Jobs are scarce in Bihar and if one gets work, compensation is much lower than in other states. Here’s what the latest data from the state show:
• The per capita income for Bihar has increased from Rs 21,750 in 2011-12 to Rs 30,617 in 2018-19. However, the state continues to have the lowest per capita income among all states and the figure was only 33.1% of the national average (Rs. 92,565) in 2018-19. Bihar needs extra push to increase its economic activity so that the number converges towards the national average of per capita income.
• The worker population ratio (WPR) for male workers in rural Bihar was 64%, about 8 percentage points lower than the all-India average. The WPR for female workers was abysmally low at 3.9% in rural Bihar. In 2017-18. 55.9% males were self-employed and the share of casual labour at 32.1% was significantly higher than the all-India level (24.3%).
• The contribution of Bihar to the country’s industrial output has been extremely limited, at 0.5% of total Gross Value Added (GVA) of the industrial sector in India in 2016-17. In earlier years, this ratio was even lower at around 0.3 percent of total GVA.
• On an average, a factory in Bihar employs only 40 workers, which is almost half of the all-India average (76.7 workers) and one-third of a factory’s employment-generating capacity in Haryana (120.7 workers).
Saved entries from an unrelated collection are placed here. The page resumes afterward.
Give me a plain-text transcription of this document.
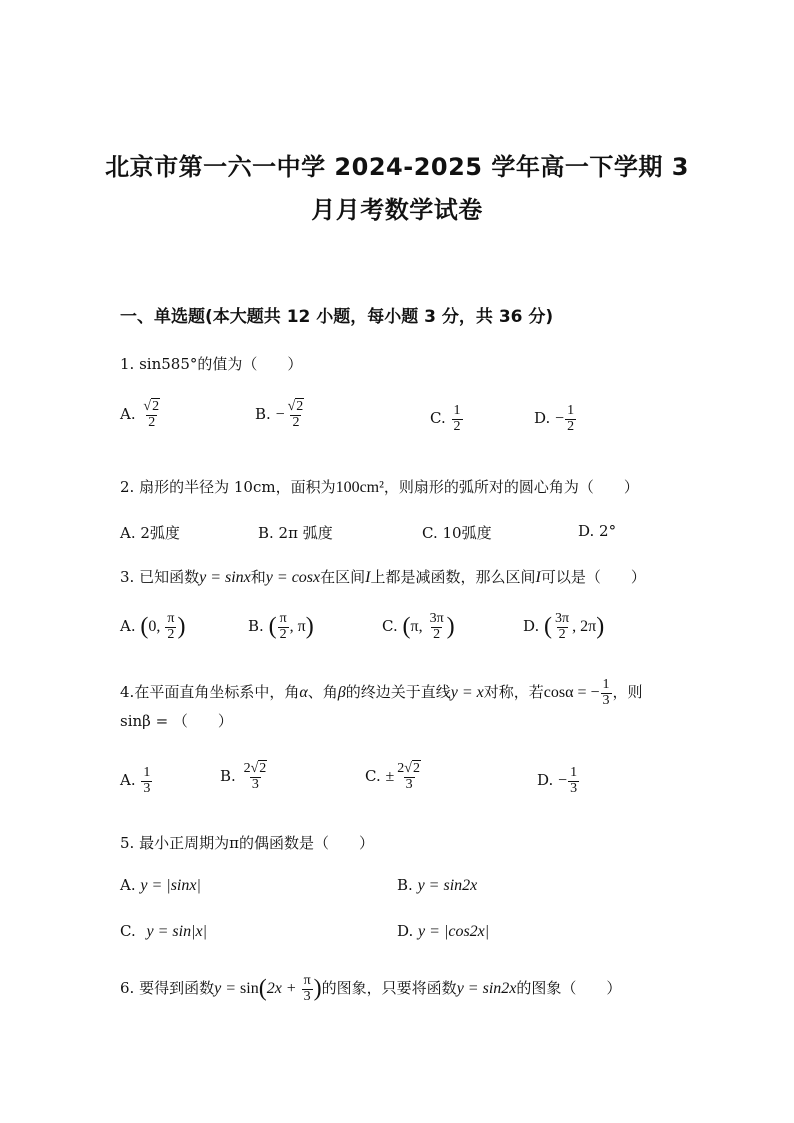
北京市第一六一中学 2024-2025 学年高一下学期 3
月月考数学试卷
一、单选题(本大题共 12 小题，每小题 3 分，共 36 分)
1. sin585°的值为（　　）
A. $\frac{√2}{2}$	B. − $\frac{√2}{2}$	C. $\frac{1}{2}$	D. − $\frac{1}{2}$
2. 扇形的半径为 10cm，面积为100cm²，则扇形的弧所对的圆心角为（　　）
A. 2弧度	B. 2π 弧度	C. 10弧度	D. 2°
3. 已知函数y = sinx和y = cosx在区间I上都是减函数，那么区间I可以是（　　）
A. (0, $\frac{\pi}{2}$ )	B. ( $\frac{\pi}{2}$ , π)	C. (π, $\frac{3\pi}{2}$ )	D. ( $\frac{3\pi}{2}$ , 2π)
4.在平面直角坐标系中，角α、角β的终边关于直线y = x对称，若cosα = − $\frac{1}{3}$ ，则
sinβ = （　　）
A. $\frac{1}{3}$	B. $\frac{2√2}{3}$	C. ± $\frac{2√2}{3}$	D. − $\frac{1}{3}$
5. 最小正周期为π的偶函数是（　　）
A. y = |sinx|	B. y = sin2x
C. y = sin|x|	D. y = |cos2x|
6. 要得到函数$y = \sin(2x + \frac{\pi}{3}$ )的图象，只要将函数y = sin2x的图象（　　）
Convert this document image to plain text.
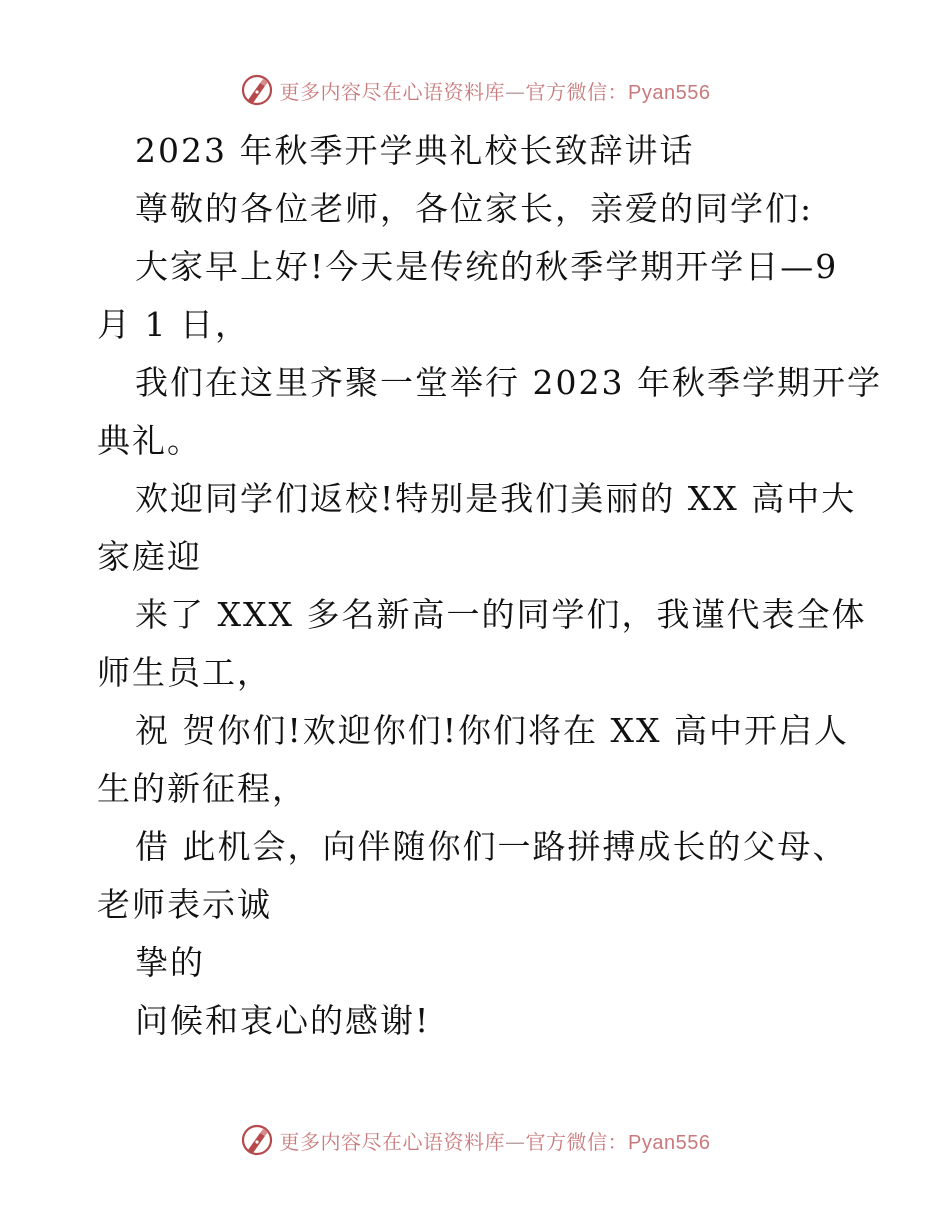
更多内容尽在心语资料库—官方微信：Pyan556
2023 年秋季开学典礼校长致辞讲话
尊敬的各位老师，各位家长，亲爱的同学们:
大家早上好!今天是传统的秋季学期开学日—9
月 1 日，
我们在这里齐聚一堂举行 2023 年秋季学期开学
典礼。
欢迎同学们返校!特别是我们美丽的 XX 高中大
家庭迎
来了 XXX 多名新高一的同学们，我谨代表全体
师生员工，
祝 贺你们!欢迎你们!你们将在 XX 高中开启人
生的新征程，
借 此机会，向伴随你们一路拼搏成长的父母、
老师表示诚
挚的
问候和衷心的感谢!
更多内容尽在心语资料库—官方微信：Pyan556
• The low productivity of labour also leads to a lower level of compensation to the workers in Bihar. For instance, a worker in a factory in Bihar received Rs 129,600 per annum as wages, salaries and bonus, a third of the prevailing compensation level in neighbouring Jharkhand (Rs 373,800) and Maharashtra (Rs 344,000), the two best performing states in India. At the national level, the average compensation per annum was Rs. 252,800.
• In Bihar, the biggest employment generating industry for working males was agriculture, forestry and fishing, accounting for nearly 45% of all employment. Construction and manufacturing sectors together accounted for every fourth job for men. In the case of women, while agriculture remained the top employer (nearly 54%), every fourth job was found in the education sector.
• It is only in the overall expenditure on the social sector that Bihar has outpaced the all-India numbers under Nitish Kumar. Per capita development expenditure has grown by 14.2% rise in the state between 2011-12 and 2018-19 against all-India growth of 13.3%, with spending on education and health outpacing national percentages.
With job creation remaining an empty promise for years and also leading to massive exodus of young workers from the state each year, perhaps the Bihari voter will cast her ballot on economic considerations this time.